There were nine studies included for the meta-analysis for research question 1: Arce-Urriza et al.(46), Black et al.(47), Bronnmann and Asche(48), Empen et al.(49), Glauben et al.(50), Lucan et al.(51), Potvin Kent et al.(16) and Powell et al.(21). Three of these papers were included for research question 2: Black et al.(47), Potvin Kent et al.(16), Powell et al.(21) and Zorbas et al.(52).
A summary of the included studies is presented in Table 2. Five of the included studies were conducted in Europe: three in Germany(48–50), one in Spain(46) and one in the UK(47). The four remaining studies were conducted in the USA(21,51), Canada(16) and Australia(52).
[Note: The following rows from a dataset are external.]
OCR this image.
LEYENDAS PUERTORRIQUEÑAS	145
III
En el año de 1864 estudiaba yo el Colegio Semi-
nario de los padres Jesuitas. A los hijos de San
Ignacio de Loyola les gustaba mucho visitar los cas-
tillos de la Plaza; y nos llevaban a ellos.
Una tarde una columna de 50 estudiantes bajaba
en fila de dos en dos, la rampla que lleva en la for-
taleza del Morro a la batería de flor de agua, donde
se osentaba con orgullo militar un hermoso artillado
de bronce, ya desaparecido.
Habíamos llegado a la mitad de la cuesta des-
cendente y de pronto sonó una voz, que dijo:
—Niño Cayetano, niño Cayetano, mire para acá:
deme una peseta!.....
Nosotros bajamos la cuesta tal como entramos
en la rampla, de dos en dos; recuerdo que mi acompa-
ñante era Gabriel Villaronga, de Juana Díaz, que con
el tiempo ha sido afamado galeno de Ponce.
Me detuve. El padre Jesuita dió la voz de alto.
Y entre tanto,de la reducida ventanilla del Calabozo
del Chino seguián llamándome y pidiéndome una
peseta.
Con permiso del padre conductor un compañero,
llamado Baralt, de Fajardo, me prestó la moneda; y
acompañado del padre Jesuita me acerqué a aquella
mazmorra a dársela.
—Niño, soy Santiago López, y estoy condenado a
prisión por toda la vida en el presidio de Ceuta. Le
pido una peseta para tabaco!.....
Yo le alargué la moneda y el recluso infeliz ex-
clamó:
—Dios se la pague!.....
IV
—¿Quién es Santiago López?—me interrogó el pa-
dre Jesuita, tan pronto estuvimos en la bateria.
Table 2 Characteristics of included studies
| First author (year) | Setting(s) | Study design* | Setting | Food groups | Number of stores | Number of Foods | Number of time-points† | Number of observations‡ | Eligible for RQ2?§ |
|---|---|---|---|---|---|---|---|---|---|
| Arce-Urriza et al.(46) | Loyalty card data (3416 customers) from a leading national retailer in Spain. Capturing purchases of 1 litre orange juice made in-store and/or offline between May–November 2007. Promotional data presented as the number of days a product was price-promoted over study period. | Longitudinal | Supermarkets (online and in-stores) | Fruit juices | >500 stores + and/or online | 7 | 180 d | 1260 | No |
| Black (2014)(47) | Store audits conducted between July 2010–June 2011, assessing the availability of and promotions on twelve food products in 601 food retailers in Hampshire, UK. Store types audited included large stores, premium stores, discount stores, and ‘world’ stores. | Cross-sectional | Supermarkets, grocery stores and corner/convenience stores | Meat, fish and eggs; dairy products; energy dense-nutrient poor; cereals, grains, bread and other starchy carbohydrates; beverages; fruit and vegetables | 601 | 12 | 1 | 5168 | Yes |
| Bronnmann and Asche (48) | Scanner data containing household purchases of frozen fish products, between 2000–2010, across multiple retailers in Germany | Longitudinal | Supermarkets | Meat, fish and eggs | Not reported | 568 | 132 months | 74 976 | No |
| Empen et al.(49) | Retail scanner data of purchases of ready-to-eat breakfast cereals, between January 2000–December 2001, from 108 German retail stores. | Longitudinal | Supermarkets | Cereals, grains, bread and other starchy carbohydrates | 108 | 23 | 104 weeks | 1 729 | No |
| Glauben et al.(50) | Retail scanner data containing purchases of perishable dairy products (twelve leading brands for four types of dairy products), over 2 years, across multiple retailers in Northern Germany. | Longitudinal | Supermarkets, discounters, consumer markets | Dairy products | 17 | 48 | 104 weeks | 32 817 | No |
| Lucan et al.(51) | Store audits conducted between June and September 2011, assessing all fresh fruit and vegetable products sold in 44 stores (supermarkets and other store types) in the Bronx, NY, USA. | Cross-sectional | Grocery stores | Fresh fruit and vegetables | 44 | NA‖ | 1 | 3 363 | No |
| Potvin Kent et al.(16) | Store audits conducted over 4 weeks assessing shelf-facings, promotional displays, and costs of breakfast cereals in five of the largest supermarkets in Ottawa/Gatineau, Canada. | Cross-sectional | Supermarkets | Cereals, grains, bread and other starchy carbohydrates | 5 | 225 | 1 | 588 | Yes |
| Powell et al.(21) | Store audits conducted in 2010, 2011 and 2012, assessing availability of and promotions on 44 foods sold in 8959 food stores, across 468 communities in the USA. | Longitudinal | Supermarkets, grocery stores and limited service stores | Meat, fish and eggs; energy dense nutrient poor; cereals, grains, bread and other starchy carbohydrates; beverages; fruit and vegetables | 8 959 | 44 | 3 years | 165 342 | Yes |
| Zorbas et al.(52) | Audits of non-alcoholic beverages available to purchase through two online supermarkets, conducted every week between November 2016–November 2017, in Australia | Longitudinal | Supermarkets (online) | Sugar sweetened beverages, artificially sweetened beverages, milk, flavoured milk drinks, fruit juice, water | 2 | 15 | 50 weeks | 1942 | Yes |
* ‘Longitudinal’ refers to data collected on the same products and/or from the same store for more than one time point.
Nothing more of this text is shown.